La imagen y las características físicas y morales que fueron definidas para mí, son solo para mí, y por ello sé que mi vida no es una absurda casualidad.
Para el ADN, uno de los intrincados recipientes en las que está contenida nuestra identidad única, el biólogo molecular e informático Leonard Adleman sostiene que, tan solo un gramo de él, ocupa alrededor de un centímetro cúbico y almacena la información en código de un billón de discos compactos.
El filósofo Anthony Flew resume el asunto de la identidad, en una expresión derivada de su observación científica del genoma: “Una casi increíble complejidad de estructuras, un ensamblaje de piezas extraordinariamente diversas; una enorme complejidad de elementos y una gran sutileza de formas en que cooperan, y en la que alguna inteligencia ha debido participar para darnos identidad y producir vida”.

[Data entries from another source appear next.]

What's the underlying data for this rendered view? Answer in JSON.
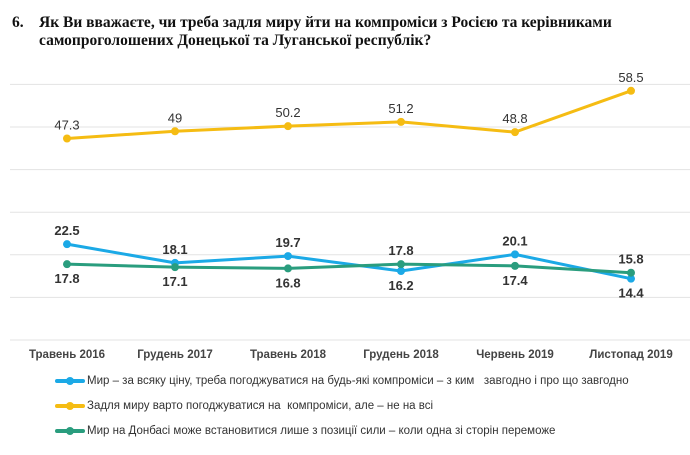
{
  "title": {
    "number": "6.",
    "text": "Як Ви вважаєте, чи треба задля миру йти на компроміси з Росією та керівниками самопроголошених Донецької та Луганської республік?"
  },
  "chart_data": {
    "type": "line",
    "categories": [
      "Травень 2016",
      "Грудень 2017",
      "Травень 2018",
      "Грудень 2018",
      "Червень 2019",
      "Листопад 2019"
    ],
    "ylim": [
      0,
      60
    ],
    "grid": true,
    "legend_placement": "bottom",
    "series": [
      {
        "name": "Мир – за всяку ціну, треба погоджуватися на будь-які компроміси – з ким   завгодно і про що завгодно",
        "color": "#1BA9E6",
        "values": [
          22.5,
          18.1,
          19.7,
          16.2,
          20.1,
          14.4
        ],
        "labels": [
          "22.5",
          "18.1",
          "19.7",
          "16.2",
          "20.1",
          "14.4"
        ]
      },
      {
        "name": "Задля миру варто погоджуватися на  компроміси, але – не на всі",
        "color": "#F5BC13",
        "values": [
          47.3,
          49,
          50.2,
          51.2,
          48.8,
          58.5
        ],
        "labels": [
          "47.3",
          "49",
          "50.2",
          "51.2",
          "48.8",
          "58.5"
        ]
      },
      {
        "name": "Мир на Донбасі може встановитися лише з позиції сили – коли одна зі сторін переможе",
        "color": "#2A9D7E",
        "values": [
          17.8,
          17.1,
          16.8,
          17.8,
          17.4,
          15.8
        ],
        "labels": [
          "17.8",
          "17.1",
          "16.8",
          "17.8",
          "17.4",
          "15.8"
        ]
      }
    ]
  }
}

Sin duda, maravillas moleculares que nos dan algunas pistas sobre la dignidad especial con la que todos contamos.
En esencia, la buena nueva de la dignidad humana es el trasfondo del gran mensaje que celebraremos a la medianoche del próximo 24 de diciembre.
Y aunque el heroísmo del mundo antiguo apreciaba el poder, celebremos el heroísmo que trajo la Navidad al mundo, y que nos ha enseñado a valorar, aún más que el poder, la verdad.
El autor es abogado constitucionalista.